Google partnered with Logitech and Sony to create and sell the Google TV products. But as it turned out, Google may have overreached in a growing, but small market. Apple TV is probably the most popular of these set-top Bluetooth/internet enabled devices, and it is still a longshot to call the product a success. So, while Google tried to market its devices, consumers were simply not interested. Not to mention that they priced the rather ugly unit a 300 dollars, when potential customers could opt for an Apple TV or Roku at more than half the price.

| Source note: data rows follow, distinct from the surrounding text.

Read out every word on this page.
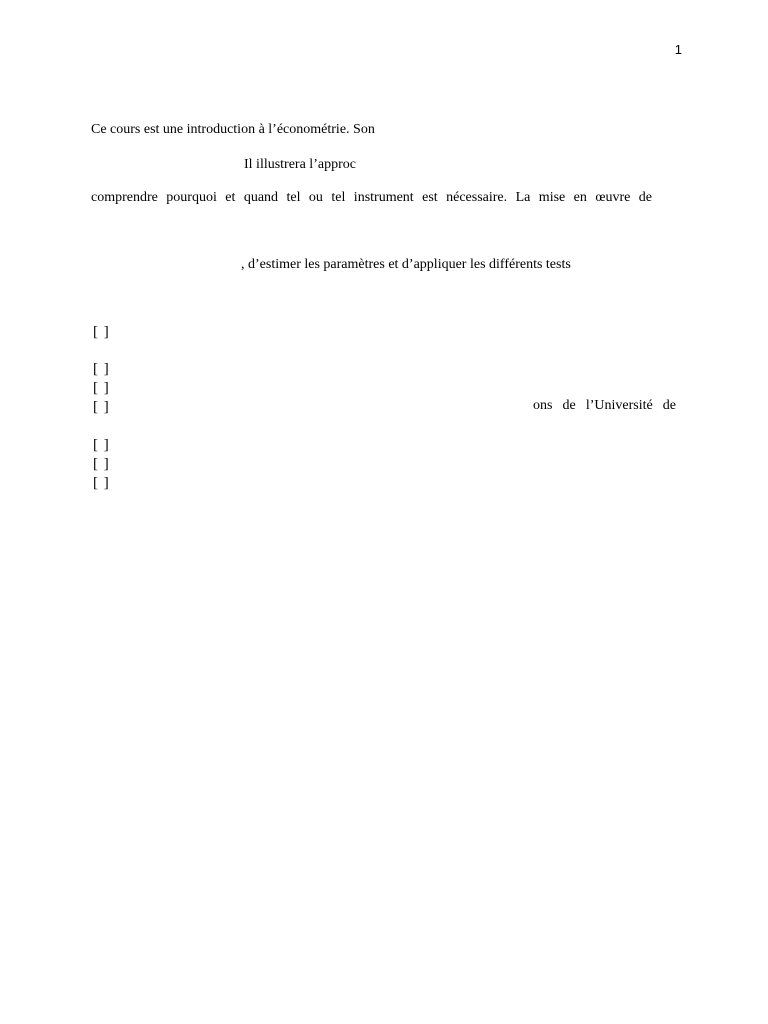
1
Ce cours est une introduction à l’économétrie. Son
Il illustrera l’approc
comprendre pourquoi et quand tel ou tel instrument est nécessaire. La mise en œuvre de
, d’estimer les paramètres et d’appliquer les différents tests
[ ]
[ ]
[ ]
[ ]	ons de l’Université de
[ ]
[ ]
[ ]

The product launched in 2010 and crashed and burned by the 2011. It seemed that consumers were just not ready for it and Google wasn’t ready to launch it. The moderate success of Apple TV lies within its simplicity and ability to seamlessly connect with other devices and apps a user may older have. It can easily access application like Hulu and Netflix, and offers the iTunes Store for impulse downloads. Even still, many people still don’t understand what exactly Apple TV does. Quite frankly, Google overestimated the ability for the average consumer to change from a trusted technology like television, to something that seems complex. Logitech’s CEO Guerrino De Luca admitted so himself. “The idea that it would happen overnight in Christmas 2010 was very misguided and that also cost us dearly.”
But this new update should hold a brighter outcome, at least that’s what Google is betting on (again). TV makers Sony and Vizio introduced their Google TV set-top boxes, the NSZ-GS7 and Co-Star. The NSZ-GS7 retails at $199 and the Co-Star comes in at $100. Vizio’s Co-star seems to be the more appealing buy of the two. Unlike other set-top boxes that facilitate the internet connection into your TV; the Co-Star connects to your current cable or satellite box. And unlike before, the Google TV devices offer Amazon, Netflix, YouTube, full-screen web browsing, and the OnLive cloud gaming service. Some Android games will be made available though the app store and can be played with the touch enabled controller or available gaming remote. Things are looking much better for Google TV and hopefully this time around failure won’t be the only by-product.